Transferts F1 : les erreurs de « casting » mémorables

Alors que s’achève progressivement l’une des « silly season » les plus animées de ces dernières années, il est intéressant de revenir sur quelques « ratés » célèbres commis par les grandes écuries dans les transferts. Certains choix ne donnèrent jamais les résultats escomptés quand d’autres tournèrent carrément à la catastrophe sportive ! En voici un florilège des années 80 à nos jours, sans exhaustivité.
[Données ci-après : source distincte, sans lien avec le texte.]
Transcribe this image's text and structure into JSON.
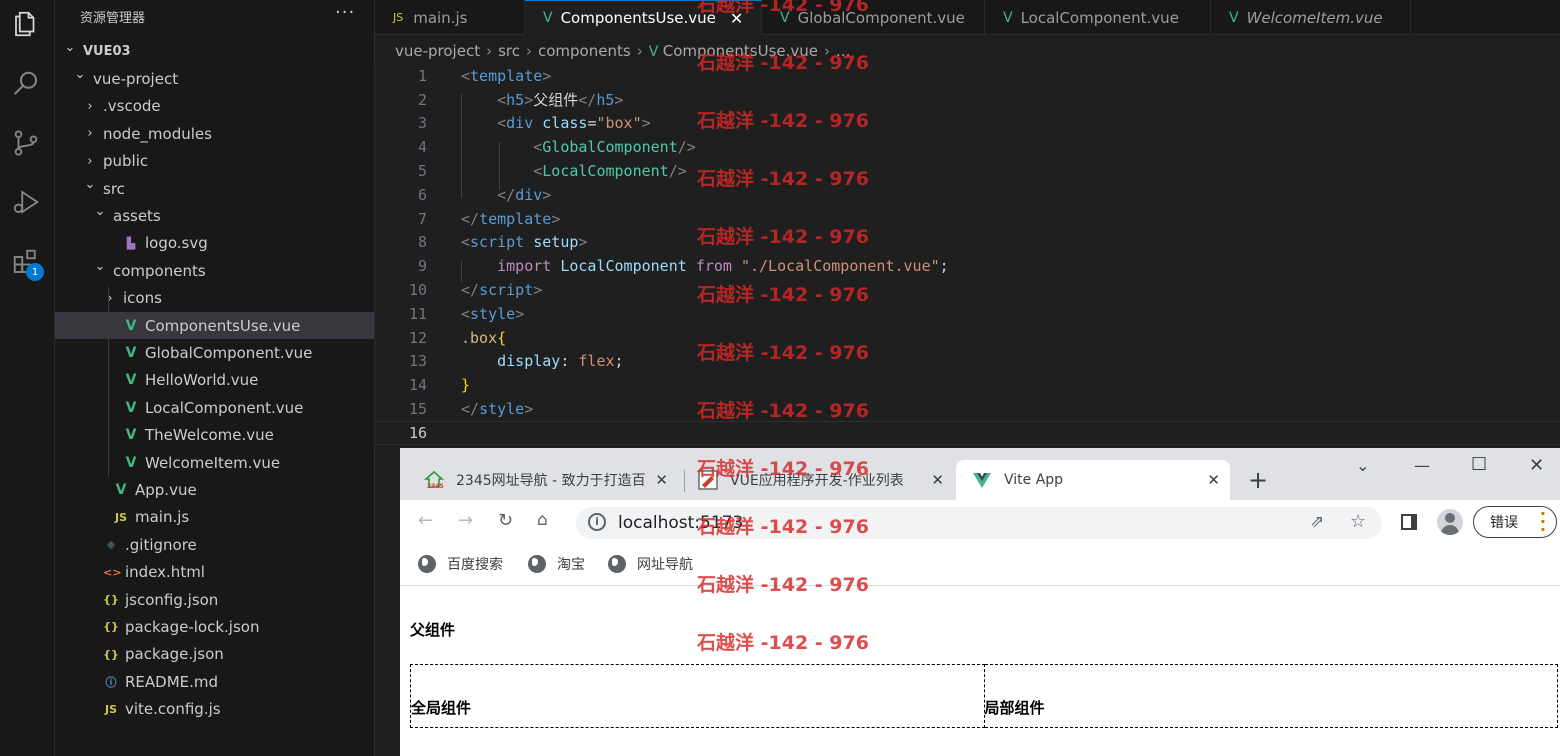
{
  "explorer": {
    "title": "资源管理器",
    "more": "···",
    "tree": [
      {
        "label": "VUE03",
        "type": "root",
        "chevron": "⌄"
      },
      {
        "label": "vue-project",
        "type": "folder",
        "chevron": "⌄"
      },
      {
        "label": ".vscode",
        "type": "folder",
        "chevron": "›"
      },
      {
        "label": "node_modules",
        "type": "folder",
        "chevron": "›"
      },
      {
        "label": "public",
        "type": "folder",
        "chevron": "›"
      },
      {
        "label": "src",
        "type": "folder",
        "chevron": "⌄"
      },
      {
        "label": "assets",
        "type": "folder",
        "chevron": "⌄"
      },
      {
        "label": "logo.svg",
        "type": "svg"
      },
      {
        "label": "components",
        "type": "folder",
        "chevron": "⌄"
      },
      {
        "label": "icons",
        "type": "folder",
        "chevron": "›"
      },
      {
        "label": "ComponentsUse.vue",
        "type": "vue",
        "selected": true
      },
      {
        "label": "GlobalComponent.vue",
        "type": "vue"
      },
      {
        "label": "HelloWorld.vue",
        "type": "vue"
      },
      {
        "label": "LocalComponent.vue",
        "type": "vue"
      },
      {
        "label": "TheWelcome.vue",
        "type": "vue"
      },
      {
        "label": "WelcomeItem.vue",
        "type": "vue"
      },
      {
        "label": "App.vue",
        "type": "vue"
      },
      {
        "label": "main.js",
        "type": "js"
      },
      {
        "label": ".gitignore",
        "type": "git"
      },
      {
        "label": "index.html",
        "type": "html"
      },
      {
        "label": "jsconfig.json",
        "type": "json"
      },
      {
        "label": "package-lock.json",
        "type": "json"
      },
      {
        "label": "package.json",
        "type": "json"
      },
      {
        "label": "README.md",
        "type": "md"
      },
      {
        "label": "vite.config.js",
        "type": "js"
      }
    ]
  },
  "activity": {
    "extensions_badge": "1"
  },
  "editor": {
    "tabs": [
      {
        "label": "main.js",
        "type": "js"
      },
      {
        "label": "ComponentsUse.vue",
        "type": "vue",
        "active": true,
        "close": "✕"
      },
      {
        "label": "GlobalComponent.vue",
        "type": "vue"
      },
      {
        "label": "LocalComponent.vue",
        "type": "vue"
      },
      {
        "label": "WelcomeItem.vue",
        "type": "vue"
      }
    ],
    "breadcrumb": [
      "vue-project",
      "src",
      "components",
      "ComponentsUse.vue",
      "..."
    ],
    "current_line": 16,
    "lines": [
      {
        "n": "1",
        "tokens": [
          [
            "punct",
            "<"
          ],
          [
            "tag",
            "template"
          ],
          [
            "punct",
            ">"
          ]
        ]
      },
      {
        "n": "2",
        "tokens": [
          [
            "plain",
            "    "
          ],
          [
            "punct",
            "<"
          ],
          [
            "tag",
            "h5"
          ],
          [
            "punct",
            ">"
          ],
          [
            "plain",
            "父组件"
          ],
          [
            "punct",
            "</"
          ],
          [
            "tag",
            "h5"
          ],
          [
            "punct",
            ">"
          ]
        ]
      },
      {
        "n": "3",
        "tokens": [
          [
            "plain",
            "    "
          ],
          [
            "punct",
            "<"
          ],
          [
            "tag",
            "div"
          ],
          [
            "plain",
            " "
          ],
          [
            "attr",
            "class"
          ],
          [
            "plain",
            "="
          ],
          [
            "str",
            "\"box\""
          ],
          [
            "punct",
            ">"
          ]
        ]
      },
      {
        "n": "4",
        "tokens": [
          [
            "plain",
            "        "
          ],
          [
            "punct",
            "<"
          ],
          [
            "comp",
            "GlobalComponent"
          ],
          [
            "punct",
            "/>"
          ]
        ]
      },
      {
        "n": "5",
        "tokens": [
          [
            "plain",
            "        "
          ],
          [
            "punct",
            "<"
          ],
          [
            "comp",
            "LocalComponent"
          ],
          [
            "punct",
            "/>"
          ]
        ]
      },
      {
        "n": "6",
        "tokens": [
          [
            "plain",
            "    "
          ],
          [
            "punct",
            "</"
          ],
          [
            "tag",
            "div"
          ],
          [
            "punct",
            ">"
          ]
        ]
      },
      {
        "n": "7",
        "tokens": [
          [
            "punct",
            "</"
          ],
          [
            "tag",
            "template"
          ],
          [
            "punct",
            ">"
          ]
        ]
      },
      {
        "n": "8",
        "tokens": [
          [
            "punct",
            "<"
          ],
          [
            "tag",
            "script"
          ],
          [
            "plain",
            " "
          ],
          [
            "attr",
            "setup"
          ],
          [
            "punct",
            ">"
          ]
        ]
      },
      {
        "n": "9",
        "tokens": [
          [
            "plain",
            "    "
          ],
          [
            "kw",
            "import"
          ],
          [
            "plain",
            " "
          ],
          [
            "var",
            "LocalComponent"
          ],
          [
            "plain",
            " "
          ],
          [
            "kw",
            "from"
          ],
          [
            "plain",
            " "
          ],
          [
            "str",
            "\"./LocalComponent.vue\""
          ],
          [
            "plain",
            ";"
          ]
        ]
      },
      {
        "n": "10",
        "tokens": [
          [
            "punct",
            "</"
          ],
          [
            "tag",
            "script"
          ],
          [
            "punct",
            ">"
          ]
        ]
      },
      {
        "n": "11",
        "tokens": [
          [
            "punct",
            "<"
          ],
          [
            "tag",
            "style"
          ],
          [
            "punct",
            ">"
          ]
        ]
      },
      {
        "n": "12",
        "tokens": [
          [
            "sel",
            ".box"
          ],
          [
            "brace",
            "{"
          ]
        ]
      },
      {
        "n": "13",
        "tokens": [
          [
            "plain",
            "    "
          ],
          [
            "prop",
            "display"
          ],
          [
            "plain",
            ": "
          ],
          [
            "val",
            "flex"
          ],
          [
            "plain",
            ";"
          ]
        ]
      },
      {
        "n": "14",
        "tokens": [
          [
            "brace",
            "}"
          ]
        ]
      },
      {
        "n": "15",
        "tokens": [
          [
            "punct",
            "</"
          ],
          [
            "tag",
            "style"
          ],
          [
            "punct",
            ">"
          ]
        ]
      },
      {
        "n": "16",
        "tokens": []
      }
    ]
  },
  "browser": {
    "tabs": [
      {
        "label": "2345网址导航 - 致力于打造百",
        "close": "✕",
        "favicon": "2345-logo"
      },
      {
        "label": "VUE应用程序开发-作业列表",
        "close": "✕",
        "favicon": "homework-logo"
      },
      {
        "label": "Vite App",
        "close": "✕",
        "favicon": "vue-logo",
        "active": true
      }
    ],
    "new_tab": "+",
    "window_controls": {
      "dropdown": "⌄",
      "minimize": "—",
      "maximize": "☐",
      "close": "✕"
    },
    "url": "localhost:5173",
    "error_button": "错误",
    "bookmarks": [
      "百度搜索",
      "淘宝",
      "网址导航"
    ],
    "page": {
      "heading": "父组件",
      "global_component": "全局组件",
      "local_component": "局部组件"
    }
  },
  "watermark": {
    "text": "石越洋 -142 - 976",
    "color": "#d62828"
  }
}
1981 – Andrea De Cesaris et McLaren, une affaire de pièces détachées

Au début des années 80, McLaren est en pleine reconstruction avec l’arrivée au pouvoir de Ron Dennis via le programme Project Four soutenu par Marlboro. En 1981, l’écurie britannique peut compter sur l’expérimenté John Watson mais elle n’a pas pu conserver Alain Prost, récupéré par Renault. Grâce à ses connections avec Marlboro et à ses bonnes performances en F2 avec Project Four, De Cesaris est embauché par McLaren. Si sa pointe de vitesse n’est pas mauvaise, De Cesaris coûte très cher cependant à Woking , détruisant pas moins de 18 châssis en une saison ! Une « performance » qui lui vaut le surnom « De Crasheris » et surtout qui lui coûte sa place, l’italien étant limogé avant la fin de la saison. Il parviendra cependant à poursuivre sa carrière jusqu’en 1994, avec un triste record, celui des abandons en course : 148 pour 208 Grand prix disputés !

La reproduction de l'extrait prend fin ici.